AS IF: Echoes from the Women’s Art Register
Women’s Art Register
2 Oct → 7 Nov 2015

As If: Echoing Workshop - Slide Night

Slide Night is an experimental project that showcases slides presented by invited artists within a slide night format. The inaugural Slide Night was held at Rae & Bennett in July 2013, and has since become a semi regular event at various venues across Melbourne. For the As If: Echoing Workshop slides will be selected from the Women’s Art Register by an invited panel, drawing on the immense collection of over 20, 000 images the Register has collated since 1975.

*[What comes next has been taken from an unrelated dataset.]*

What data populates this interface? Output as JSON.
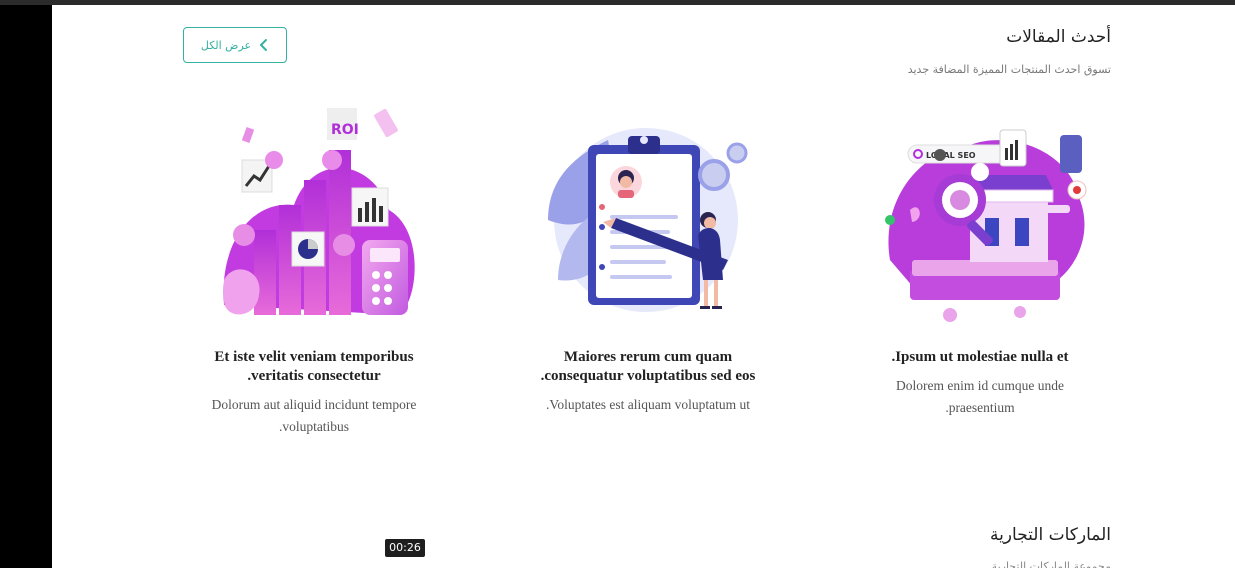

Tuesday October 13, 6-8.30 pm

Facilitators: Danica Chappell, Ross Coulter, Danielle Hakim, Clare Rae

Speakers/Artists: Ross Coulter, Eleanor Butt, Anne Marsh, Elizabeth Gower
Danielle Hakim, Clare Rae and Jill Orr

Graham Cornish room, level 2, Union House, University of Melbourne

Seats are limited – please email slidenights@gmail.com to rsvp. www.slidenights.com

As If: Echoing Workshop – Art + Feminism Wikipedia Edit-a-thon

Art+Feminism is a campaign to improve coverage of women and the arts on Wikipedia, and to encourage female editorship. The first Edit-a-thon was held in New York City in 2014 and since then over one hundred events have been held globally. Through a collaborative process of learning and support, feminist communities around the world are filling in the gaps, writing new histories and sharing new knowledge. This event will be the first Art+Feminism Wikipedia Edit-a-thon held in Melbourne.

Previous experience is not required, BYO laptop, registrations preferred for pre-workshop induction.

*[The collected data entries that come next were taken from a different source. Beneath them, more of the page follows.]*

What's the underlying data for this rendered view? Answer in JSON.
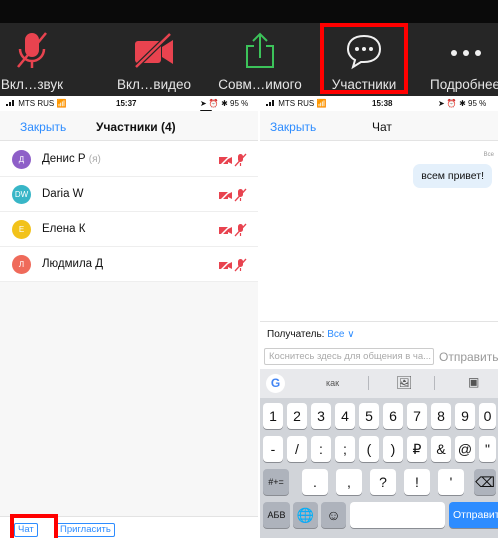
{
  "toolbar": {
    "items": [
      {
        "label": "Вкл…звук",
        "icon": "microphone-muted-icon"
      },
      {
        "label": "Вкл…видео",
        "icon": "video-camera-muted-icon"
      },
      {
        "label": "Совм…имого",
        "icon": "share-screen-icon"
      },
      {
        "label": "Участники",
        "icon": "chat-bubble-icon"
      },
      {
        "label": "Подробнее",
        "icon": "more-icon"
      }
    ],
    "colors": {
      "muted": "#e8434f",
      "share": "#3cc35a",
      "highlight": "#ff0000"
    }
  },
  "left_screen": {
    "status": {
      "carrier": "MTS RUS",
      "time": "15:37",
      "battery": "95 %"
    },
    "close_label": "Закрыть",
    "title": "Участники (4)",
    "participants": [
      {
        "initials": "Д",
        "name": "Денис Р",
        "me_tag": "(я)",
        "color": "#8e5fc8"
      },
      {
        "initials": "DW",
        "name": "Daria W",
        "me_tag": "",
        "color": "#38b6c7"
      },
      {
        "initials": "Е",
        "name": "Елена К",
        "me_tag": "",
        "color": "#f2c21a"
      },
      {
        "initials": "Л",
        "name": "Людмила Д",
        "me_tag": "",
        "color": "#ef6a5a"
      }
    ],
    "bottom": {
      "chat_label": "Чат",
      "invite_label": "Пригласить"
    }
  },
  "right_screen": {
    "status": {
      "carrier": "MTS RUS",
      "time": "15:38",
      "battery": "95 %"
    },
    "close_label": "Закрыть",
    "title": "Чат",
    "messages": [
      {
        "sender": "Все",
        "text": "всем привет!"
      }
    ],
    "recipient_label": "Получатель:",
    "recipient_value": "Все",
    "input_placeholder": "Коснитесь здесь для общения в ча...",
    "send_label": "Отправить",
    "keyboard": {
      "suggestions": [
        "как"
      ],
      "row1": [
        "1",
        "2",
        "3",
        "4",
        "5",
        "6",
        "7",
        "8",
        "9",
        "0"
      ],
      "row2": [
        "-",
        "/",
        ":",
        ";",
        "(",
        ")",
        "₽",
        "&",
        "@",
        "\""
      ],
      "row3_mode": "#+=",
      "row3": [
        ".",
        ",",
        "?",
        "!",
        "'"
      ],
      "row4_abc": "АБВ",
      "row4_send": "Отправить"
    }
  }
}
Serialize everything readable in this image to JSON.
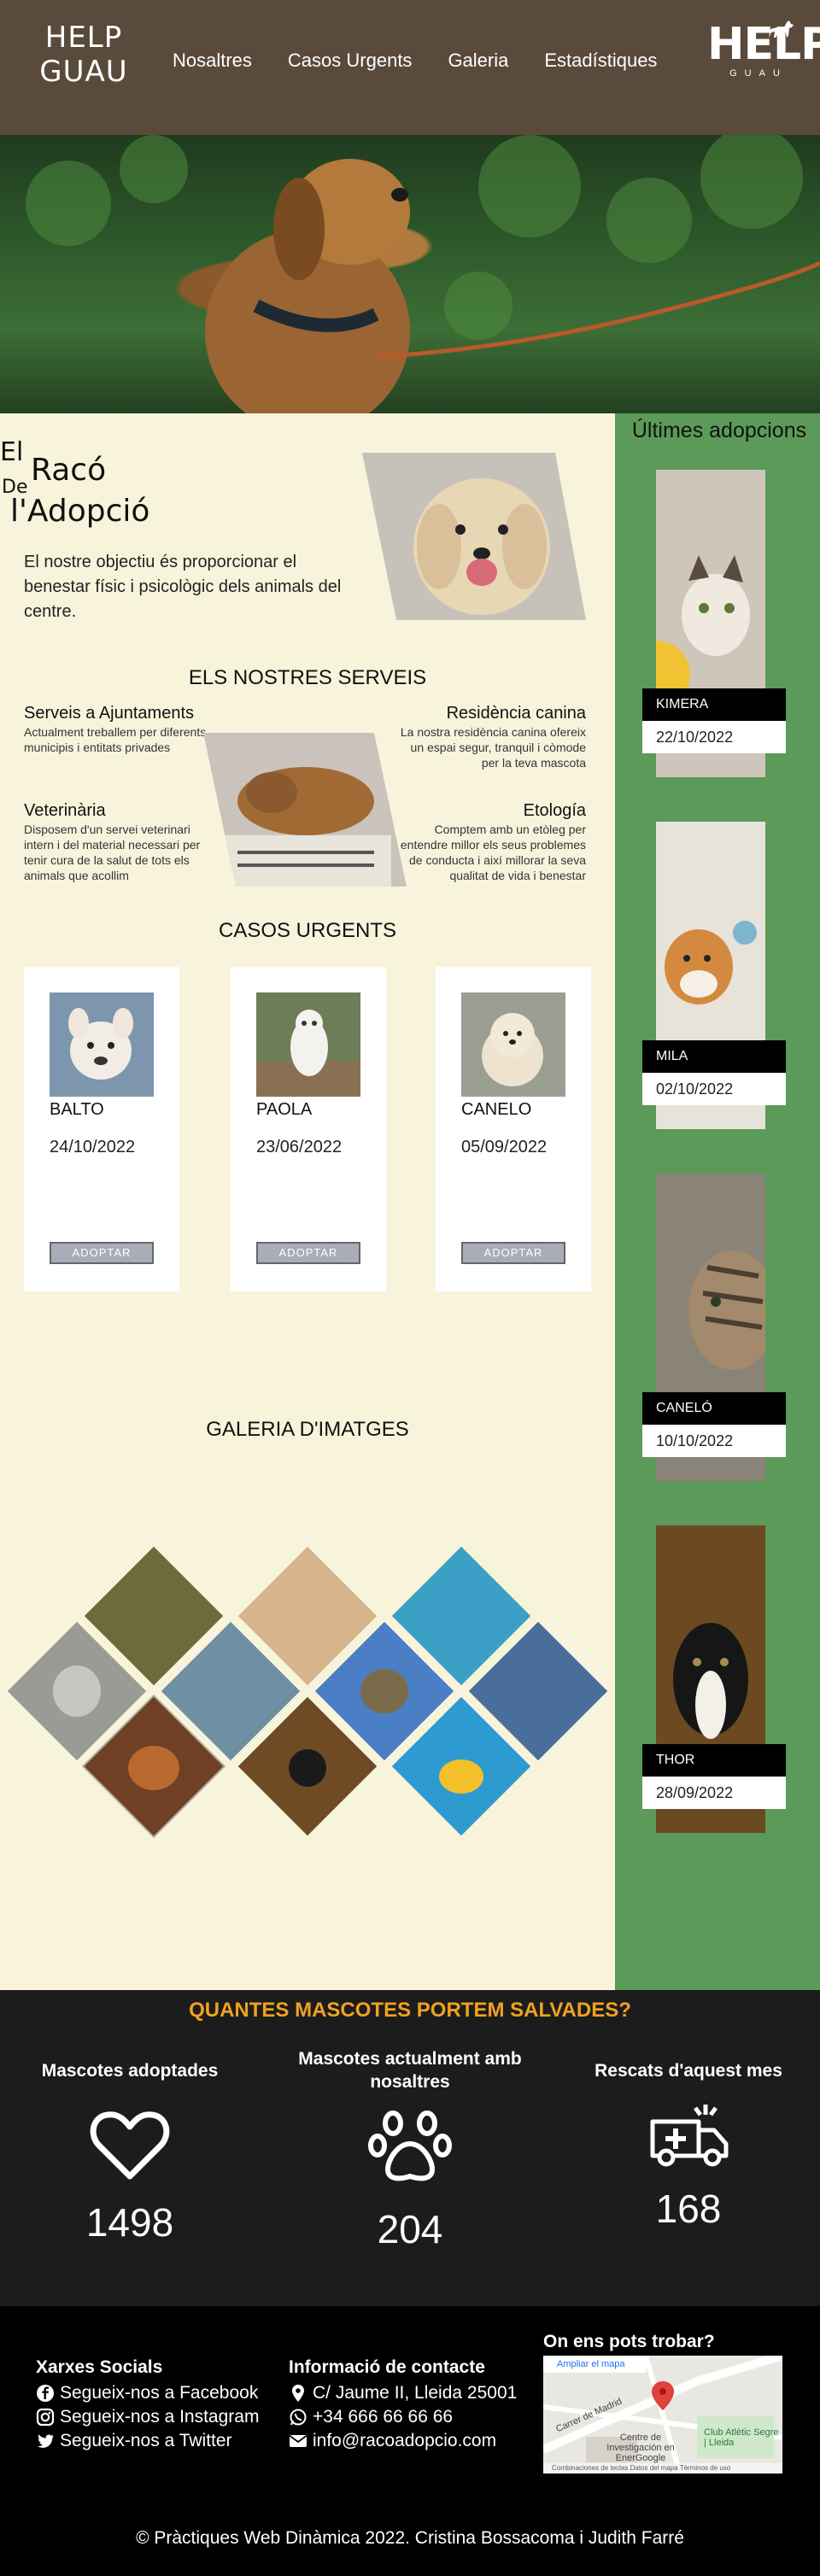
{
  "header": {
    "logo_line1": "HELP",
    "logo_line2": "GUAU",
    "nav": [
      "Nosaltres",
      "Casos Urgents",
      "Galeria",
      "Estadístiques"
    ],
    "brand_big": "HELP",
    "brand_small": "GUAU"
  },
  "intro": {
    "title_el": "El",
    "title_raco": "Racó",
    "title_de": "De",
    "title_adopcio": "l'Adopció",
    "text": "El nostre objectiu és proporcionar el benestar físic i psicològic dels animals del centre."
  },
  "services": {
    "title": "ELS NOSTRES SERVEIS",
    "items": [
      {
        "title": "Serveis a Ajuntaments",
        "text": "Actualment treballem per diferents municipis i entitats privades"
      },
      {
        "title": "Residència canina",
        "text": "La nostra residència canina ofereix un espai segur, tranquil i còmode per la teva mascota"
      },
      {
        "title": "Veterinària",
        "text": "Disposem d'un servei veterinari intern i del material necessari per tenir cura de la salut de tots els animals que acollim"
      },
      {
        "title": "Etología",
        "text": "Comptem amb un etòleg per entendre millor els seus problemes de conducta i així millorar la seva qualitat de vida i benestar"
      }
    ]
  },
  "urgent": {
    "title": "CASOS URGENTS",
    "cards": [
      {
        "name": "BALTO",
        "date": "24/10/2022",
        "button": "ADOPTAR"
      },
      {
        "name": "PAOLA",
        "date": "23/06/2022",
        "button": "ADOPTAR"
      },
      {
        "name": "CANELO",
        "date": "05/09/2022",
        "button": "ADOPTAR"
      }
    ]
  },
  "gallery": {
    "title": "GALERIA D'IMATGES"
  },
  "sidebar": {
    "title": "Últimes adopcions",
    "items": [
      {
        "name": "KIMERA",
        "date": "22/10/2022"
      },
      {
        "name": "MILA",
        "date": "02/10/2022"
      },
      {
        "name": "CANELÓ",
        "date": "10/10/2022"
      },
      {
        "name": "THOR",
        "date": "28/09/2022"
      }
    ]
  },
  "stats": {
    "title": "QUANTES MASCOTES PORTEM SALVADES?",
    "items": [
      {
        "label": "Mascotes adoptades",
        "value": "1498",
        "icon": "heart-icon"
      },
      {
        "label": "Mascotes actualment amb nosaltres",
        "value": "204",
        "icon": "paw-icon"
      },
      {
        "label": "Rescats d'aquest mes",
        "value": "168",
        "icon": "ambulance-icon"
      }
    ],
    "accent": "#f0a21f"
  },
  "footer": {
    "social_title": "Xarxes Socials",
    "social": [
      "Segueix-nos a Facebook",
      "Segueix-nos a Instagram",
      "Segueix-nos a Twitter"
    ],
    "contact_title": "Informació de contacte",
    "contact": [
      "C/ Jaume II, Lleida 25001",
      "+34 666 66 66 66",
      "info@racoadopcio.com"
    ],
    "map_title": "On ens pots trobar?",
    "map_link": "Ampliar el mapa",
    "map_labels": [
      "Carrer de Madrid",
      "Centre de Investigación en EnerGoogle",
      "Club Atlètic Segre | Lleida"
    ],
    "map_footer": "Combinaciones de teclas   Datos del mapa   Términos de uso",
    "copyright": "© Pràctiques Web Dinàmica 2022. Cristina Bossacoma i Judith Farré"
  }
}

Saturday, October 31st, 11am-4pm

Facilitators: Caroline Phillips and Juliette Peers

State Library of Victoria, 328 Swanston St. Melbourne

Bookings – http://womensartregister40years.info/echoing-workshop-wiki/

As If: Echoes from London

This special closing event for AS IF: Echoes from the Women’s Art Register is curated by Laura Castagnini and features a new work EEA:(PR) by Australian artist Holly Ingleton. Holly is a cultural worker and feminist sound studies scholar whose transdisciplinary performative practice explores sound in an expanded and often dematerialised field, through archives, conversations, interventions, hidden histories and historical amnesias, tuning into feminist frequencies within sites of the juxtapolitical. Holly is involved as archivist and educator for the Her Noise Archive, editor of www.hernoise.org and founding co-collaborator of Sound:Gender:Feminism:Activism. Holly currently lives in London and is Associate Lecturer Sound Arts at LCC.

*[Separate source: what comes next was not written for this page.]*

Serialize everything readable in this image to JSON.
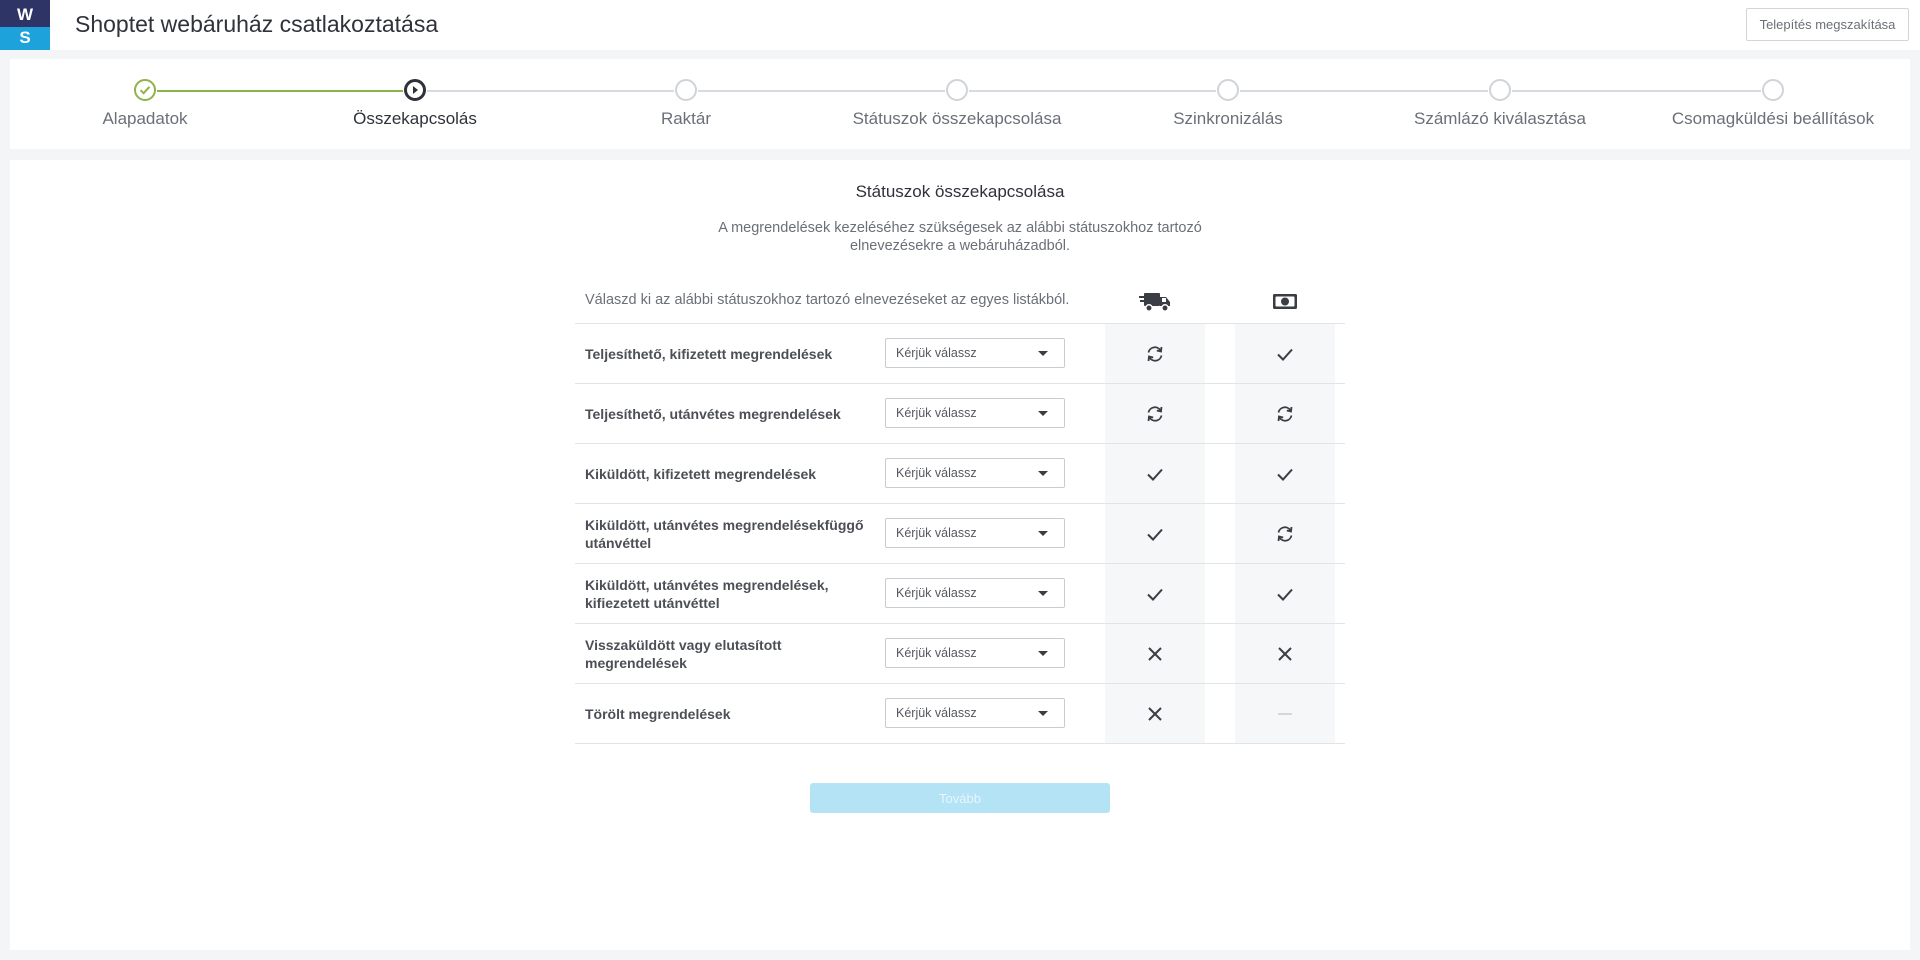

For AS IF: Echoes from London, Holly Ingleton will present a new performance made in response to a box of Women’s Art Register ephemera that made its way to the archives of the Women's Art Library (WAL) at Goldsmiths College in London. In dialogue with Laura Castagnini, Holly has been considering the metaphor and implication of the geographical relocation of materials from Australia to London, and how this might intersect with broader ideas of immigration, race, and forgotten histories. Holly is performing the WAR commissioned work at Wysing Annual Music Festival in Cambridge on Sept 5th. The work enacts the artist's own immigration application to the UK which is due in October through a performance score developed from the “EEA:(PR) Version 07/2015 Application for a document certifying permanent residence or permanent residence card under the EEA Regulations” form in collaboration with colleagues Ain Bailey and Johnny Pavlatos. It involves a set of readings by three performers investigating the embedded hegemony of normative sexuality and racial politics within the document as well as within immigration procedures more generally.

As if: Echoes from London: http://womensartregister40years.info/echoes-from-london/

As if: 40 years and beyond: http://womensartregister40years.info/

The Women’s Art Register is a ‘Museum without walls’ established by a group of women artists including Lesley Dumbrell and Erica McGilchrist, and the then directors of the Ewing and George Paton Galleries, Melbourne University, Kiffy Rubbo and Meredith Rogers. It began with one hundred women artists contributing slides of their work and has evolved to include paper documentation, articles and ephemera which has been continually collected, collated and filed for access by the public. In 1978 the first catalogue of holdings within the Women’s Art Register was published and the total collection was moved to Richmond Library (originally called Carringbush Library) where it remains today. AS IF: Echoes from the Women’s Art Register is part of a special program As if: 40 years and beyond – Celebrating the Women’s Art Register. This year marks 40 years of the Women’s Art Register persisting and insisting that women’s art matters. To honour this remarkable achievement, Women’s Art Register is presenting six events across five venues in the City of Melbourne, as part of the 2015 Melbourne Fringe Festival.